= Stet (novel) =

2006 novel by James Chapman

Stet, by James Chapman
(Cover painting by Michael Hafftka)

Stet is a novel by the American author James Chapman, published by Fugue State Press in 2006.

==Plot summary==
Stet tells the life story of a visionary Soviet filmmaker named Stet who lives through Stalin's repressions, manages to direct his first feature film, but ends up in a prison camp for various offenses against the bureaucracy.

The novel is narrated in a "Russian" voice, by an ostensible third-person narrator who is nevertheless full of opinions and bitter aphorisms. Despite his third-person status, the narrator seems to be a major character in the book.

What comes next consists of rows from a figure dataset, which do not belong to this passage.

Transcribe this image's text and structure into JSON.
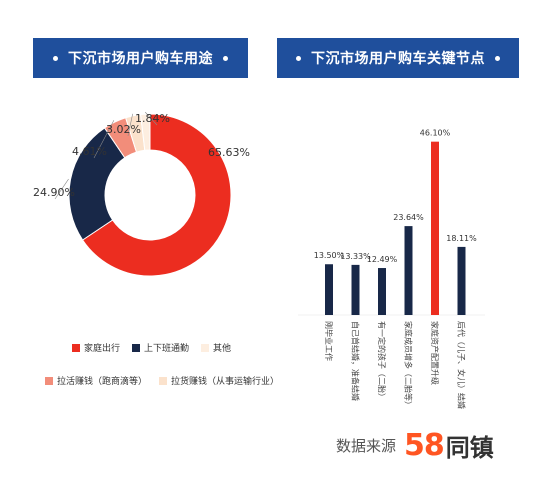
{
  "left_panel": {
    "title": "下沉市场用户购车用途"
  },
  "right_panel": {
    "title": "下沉市场用户购车关键节点"
  },
  "chart_data": [
    {
      "type": "pie",
      "title": "下沉市场用户购车用途",
      "slices": [
        {
          "label": "家庭出行",
          "value": 65.63,
          "display": "65.63%",
          "color": "#ec2d20"
        },
        {
          "label": "上下班通勤",
          "value": 24.9,
          "display": "24.90%",
          "color": "#182848"
        },
        {
          "label": "拉活赚钱（跑商滴等）",
          "value": 4.61,
          "display": "4.61%",
          "color": "#f28d7a"
        },
        {
          "label": "拉货赚钱（从事运输行业）",
          "value": 3.02,
          "display": "3.02%",
          "color": "#fbe2cc"
        },
        {
          "label": "其他",
          "value": 1.84,
          "display": "1.84%",
          "color": "#fdeee0"
        }
      ]
    },
    {
      "type": "bar",
      "title": "下沉市场用户购车关键节点",
      "categories": [
        "刚毕业工作",
        "自己首结婚，准备结婚",
        "有一定的孩子（二胎）",
        "家庭成员增多（二胎等）",
        "家庭资产配置升级",
        "后代（儿子、女儿）结婚"
      ],
      "values": [
        13.5,
        13.33,
        12.49,
        23.64,
        46.1,
        18.11
      ],
      "labels": [
        "13.50%",
        "13.33%",
        "12.49%",
        "23.64%",
        "46.10%",
        "18.11%"
      ],
      "colors": [
        "#182848",
        "#182848",
        "#182848",
        "#182848",
        "#ec2d20",
        "#182848"
      ],
      "ylim": [
        0,
        50
      ]
    }
  ],
  "legend": {
    "row1": [
      {
        "label": "家庭出行",
        "color": "#ec2d20"
      },
      {
        "label": "上下班通勤",
        "color": "#182848"
      },
      {
        "label": "其他",
        "color": "#fdeee0"
      }
    ],
    "row2": [
      {
        "label": "拉活赚钱（跑商滴等）",
        "color": "#f28d7a"
      },
      {
        "label": "拉货赚钱（从事运输行业）",
        "color": "#fbe2cc"
      }
    ]
  },
  "source": {
    "label": "数据来源",
    "logo_number": "58",
    "logo_text": "同镇"
  }
}
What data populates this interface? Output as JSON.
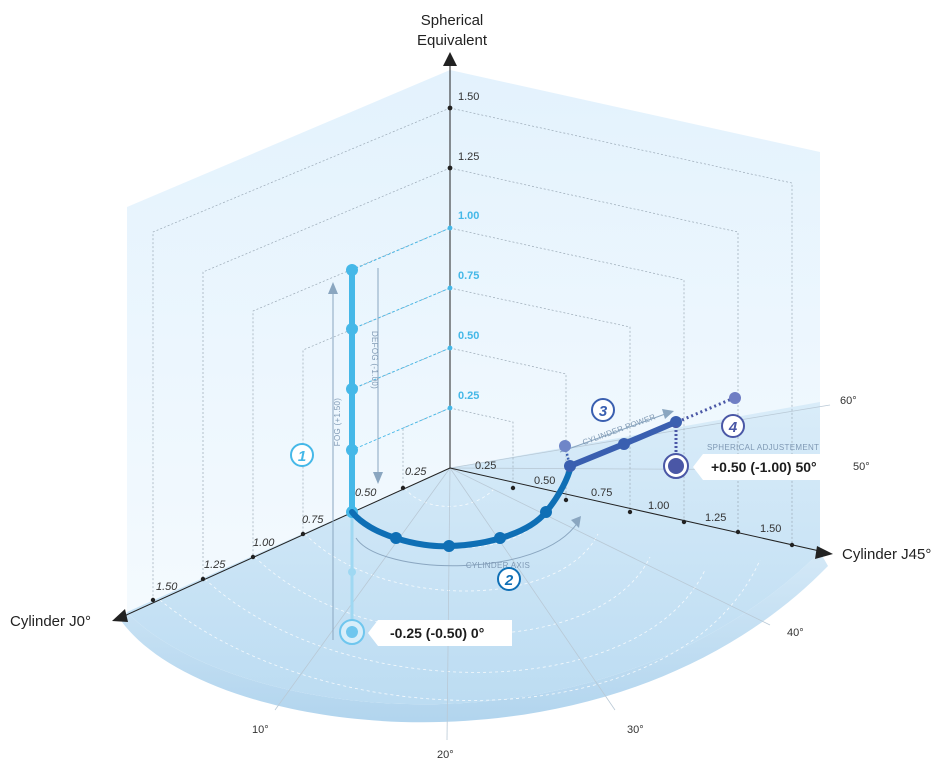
{
  "axes": {
    "vertical_title_line1": "Spherical",
    "vertical_title_line2": "Equivalent",
    "left_title": "Cylinder J0°",
    "right_title": "Cylinder J45°"
  },
  "vertical_ticks_gray": [
    "1.50",
    "1.25"
  ],
  "vertical_ticks_blue": [
    "1.00",
    "0.75",
    "0.50",
    "0.25"
  ],
  "left_ticks": [
    "0.25",
    "0.50",
    "0.75",
    "1.00",
    "1.25",
    "1.50"
  ],
  "right_ticks": [
    "0.25",
    "0.50",
    "0.75",
    "1.00",
    "1.25",
    "1.50"
  ],
  "degree_labels": [
    "10°",
    "20°",
    "30°",
    "40°",
    "50°",
    "60°"
  ],
  "steps": {
    "step1": {
      "number": "1",
      "up_label": "FOG (+1.50)",
      "down_label": "DEFOG (-1.00)"
    },
    "step2": {
      "number": "2",
      "label": "CYLINDER AXIS"
    },
    "step3": {
      "number": "3",
      "label": "CYLINDER POWER"
    },
    "step4": {
      "number": "4",
      "label": "SPHERICAL ADJUSTEMENT"
    }
  },
  "callouts": {
    "start": "-0.25 (-0.50) 0°",
    "end": "+0.50 (-1.00) 50°"
  },
  "colors": {
    "step1": "#45b8e8",
    "step2": "#0f6fb5",
    "step3": "#3a5fb0",
    "step4": "#4a57a6"
  }
}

The tone of the book is black humor, and often entirely pessimistic, as it delineates the difficulties of living as an artist who does not accept or worry about the judgments of his surrounding world. Yet the character of the filmmaker Stet, to whom aesthetic ecstasy remains available throughout his trials, seems to give the reader an alternative to the pessimism of the narrator.

==Themes==
- Stet is a proofreader's mark which means "let it stand," i.e. "ignore this correction." In the context of the novel, the character's name seems to be a plea that the world cease to "correct" him, and allow him his way along his incorrect path.
- The filmmaker depicted here sometimes bears a strong resemblance to Sergei Parajanov, a Soviet-era filmmaker who was repeatedly imprisoned for his work.